Fino a poco fa, solo un elitario ensemble di amatori e frequentatori di DJ sets di un certo calibro conosceva il nome – e il beat – di Alex Banks, grazie soprattutto ad eccellenti remix di Bonobo, Husky Rescue, Andreya Tiana e così via. Ma da qualche parte bisogna pur cominciare e se l’inizio è rapido ed efficace come questo, c’è da aspettarsi molto di buono.
Su di lui si trovano pochissime notizie: i suoi dati anagrafici sono avvolti da una (sospetto voluta) coltre di discrezione che rende la sua figura ancora più affascinante. Fuori dubbio sono l’inaspettata verde età, poco più di vent’anni, e la rispettabile formazione tecnica tra la Brunel University di Twickenham e la Westminster di Londra. Eppure, così come dovrebbe essere, ciò che sbalordisce di questo giovane musicista non è tanto il lodevole elenco di esperienze e titoli di studio, quanto la già distinguibile cifra stilistica, imprevisto e graditissimo apice dell’ormai complesso background dell’elettronica di concetto.
Dimenticando prepotenza o pretese incontentabili, Alex Banks presenta il suo album di debutto, Illuminate, nei primi di giugno 2014 e lascia tutti senza parole. Due anni di lavoro, attenta ricezione, instancabile ed oculato studio di un sound nuovo, ma figlio riconoscibile di una progenie a cui non ha nulla da invidiare, portano ad un risultato sconvolgente.

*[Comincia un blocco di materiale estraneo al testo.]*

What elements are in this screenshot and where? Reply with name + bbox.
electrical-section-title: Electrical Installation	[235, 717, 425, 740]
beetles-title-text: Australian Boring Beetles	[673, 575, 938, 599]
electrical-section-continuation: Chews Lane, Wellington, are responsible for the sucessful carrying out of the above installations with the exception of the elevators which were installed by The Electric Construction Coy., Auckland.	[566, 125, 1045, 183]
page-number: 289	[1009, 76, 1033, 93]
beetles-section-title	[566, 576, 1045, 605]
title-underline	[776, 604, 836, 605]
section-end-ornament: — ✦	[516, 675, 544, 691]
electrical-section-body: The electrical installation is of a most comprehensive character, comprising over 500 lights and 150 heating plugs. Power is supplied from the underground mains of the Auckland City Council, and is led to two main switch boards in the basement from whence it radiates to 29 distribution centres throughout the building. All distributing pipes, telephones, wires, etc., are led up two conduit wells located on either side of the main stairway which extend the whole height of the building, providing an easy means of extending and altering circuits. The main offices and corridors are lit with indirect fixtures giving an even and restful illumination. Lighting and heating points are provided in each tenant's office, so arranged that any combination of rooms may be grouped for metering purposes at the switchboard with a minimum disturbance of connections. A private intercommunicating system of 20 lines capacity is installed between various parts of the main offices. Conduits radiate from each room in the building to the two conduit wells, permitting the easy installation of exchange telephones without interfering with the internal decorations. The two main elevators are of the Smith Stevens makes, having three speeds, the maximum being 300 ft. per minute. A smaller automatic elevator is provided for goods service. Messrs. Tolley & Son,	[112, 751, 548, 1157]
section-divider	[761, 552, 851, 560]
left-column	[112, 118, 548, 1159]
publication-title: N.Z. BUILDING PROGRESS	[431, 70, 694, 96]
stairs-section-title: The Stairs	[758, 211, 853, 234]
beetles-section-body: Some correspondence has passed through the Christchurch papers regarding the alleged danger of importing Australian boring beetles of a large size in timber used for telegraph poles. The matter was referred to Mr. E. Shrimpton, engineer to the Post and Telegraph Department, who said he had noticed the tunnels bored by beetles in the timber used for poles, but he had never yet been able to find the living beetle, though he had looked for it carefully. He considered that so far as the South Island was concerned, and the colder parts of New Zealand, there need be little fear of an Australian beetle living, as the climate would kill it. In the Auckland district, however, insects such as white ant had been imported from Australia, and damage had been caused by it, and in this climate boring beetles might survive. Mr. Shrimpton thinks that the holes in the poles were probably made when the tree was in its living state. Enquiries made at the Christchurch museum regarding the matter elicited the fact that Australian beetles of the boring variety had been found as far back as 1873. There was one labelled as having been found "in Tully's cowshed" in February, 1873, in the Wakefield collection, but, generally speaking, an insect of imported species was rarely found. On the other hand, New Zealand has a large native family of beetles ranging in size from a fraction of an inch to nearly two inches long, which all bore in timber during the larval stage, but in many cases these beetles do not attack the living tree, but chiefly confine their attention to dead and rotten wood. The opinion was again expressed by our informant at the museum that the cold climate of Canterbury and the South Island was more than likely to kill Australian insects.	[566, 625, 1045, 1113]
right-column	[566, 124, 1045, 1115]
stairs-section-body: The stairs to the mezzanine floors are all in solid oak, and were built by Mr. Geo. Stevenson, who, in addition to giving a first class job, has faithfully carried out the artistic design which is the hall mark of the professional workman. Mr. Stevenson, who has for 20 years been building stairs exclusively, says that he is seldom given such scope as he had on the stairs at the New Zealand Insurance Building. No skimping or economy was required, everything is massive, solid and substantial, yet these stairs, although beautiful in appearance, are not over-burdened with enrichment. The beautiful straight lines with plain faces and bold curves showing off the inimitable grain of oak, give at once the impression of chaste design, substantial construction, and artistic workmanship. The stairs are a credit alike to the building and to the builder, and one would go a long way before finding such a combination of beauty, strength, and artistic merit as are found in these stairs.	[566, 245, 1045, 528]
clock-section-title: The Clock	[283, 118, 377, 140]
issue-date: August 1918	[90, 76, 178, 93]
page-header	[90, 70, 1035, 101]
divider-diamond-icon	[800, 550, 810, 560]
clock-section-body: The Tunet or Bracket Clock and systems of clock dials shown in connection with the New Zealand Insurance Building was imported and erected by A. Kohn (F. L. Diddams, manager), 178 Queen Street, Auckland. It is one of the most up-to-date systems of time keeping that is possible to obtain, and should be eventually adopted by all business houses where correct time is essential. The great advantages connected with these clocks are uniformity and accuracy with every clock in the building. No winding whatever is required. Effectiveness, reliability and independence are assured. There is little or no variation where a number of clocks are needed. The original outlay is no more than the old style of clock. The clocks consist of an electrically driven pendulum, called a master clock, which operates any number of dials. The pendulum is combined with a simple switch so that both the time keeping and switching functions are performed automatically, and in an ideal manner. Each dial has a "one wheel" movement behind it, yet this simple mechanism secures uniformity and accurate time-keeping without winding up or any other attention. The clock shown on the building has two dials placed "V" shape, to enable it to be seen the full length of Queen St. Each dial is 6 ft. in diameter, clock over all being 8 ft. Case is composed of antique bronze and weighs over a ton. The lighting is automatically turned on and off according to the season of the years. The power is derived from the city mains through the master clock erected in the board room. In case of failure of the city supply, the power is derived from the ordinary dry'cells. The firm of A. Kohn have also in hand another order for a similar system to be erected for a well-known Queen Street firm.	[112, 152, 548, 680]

Accolto e deliziato dalla voce della guest artist Elizabeth Bernholz (aka Gazelle Twin) nel pezzo di apertura ‘Silent Embrace’, l’ascoltatore entra presto nella particolarissima dimensione a cui appartiene con coerenza l’intero progetto. Nel presentarlo, Banks ha detto di aver pensato a qualcosa che fosse creato con le più ricercate tecniche di composizione ed incorporasse tutti gli stili di musica che lo influenzano, senza dimenticare di nutrirlo con quella sorta di emotività composita e stratificata che da James Blake in poi è diventata nucleo della produzione del genere. Perfettamente riuscito nel suo intento, ecco che serve al pubblico un prodotto articolato, multiforme e multiuso.
Seguendo un discorso eterogeneo, ma coeso, le dieci tracce di Illuminate scorrono fluidamente una dopo l’altra, alternando breakbeat esplosivi a melodie suadenti e memori dell’iniziazione di Banks alla musica, quando ancora bambino si dedicava allo studio di partiture di gruppi, quali Metallica, Megadeth, Guns’n’Roses et similia, che parrebbero tuttavia lontanissimi dal suo stile personale. Elementi che si ritrovano particolarmente nella quarta traccia, ‘Initiate’, tramite l’inserimento di archi e tonalità cupe che intessono un’atmosfera quasi nostalgica e malinconica.
Dopo l’intensità ed esplosività di ‘Solar’, tra i più rappresentativi della firma Banks, è in brani come ‘Phosphorus’ e ‘Sheya’ che si avverte maggiormente la vicinanza al timbro della casa berlinese che lo ha prodotto, la Monkeytown Records, alla quale si associano nomi quali Modeselektor, Moderat, Otto von Schirach e Siriusmo. Forse non è un caso che a chiudere sia ‘Unknown’, pezzo dai toni riflessivi, che ricorda, seppur lontanamente, i Koan Sound di Funk Blaster e il cui titolo fa pensare alla natura stessa di quanto si è appena finito di ascoltare.
Una tale versatilità permette a Illuminate di essere allo stesso tempo un’interessante creazione artistica con il potenziale di lavori decennali e la linea ideale per dancefloors assetati di novità assolute. Dopotutto se la stessa Monkeytown, con cui ha subito firmato un contratto per tre album, ammette la rarità di un simile evento, c’è da pensare che l’estro di Alex Banks abbia davvero dell’eccezionale. Tanto da meritarsi, almeno fino al prossimo release, tutta la curiosità e l’attenzione che ha iniziato a destare solo nell’arco di pochi giorni.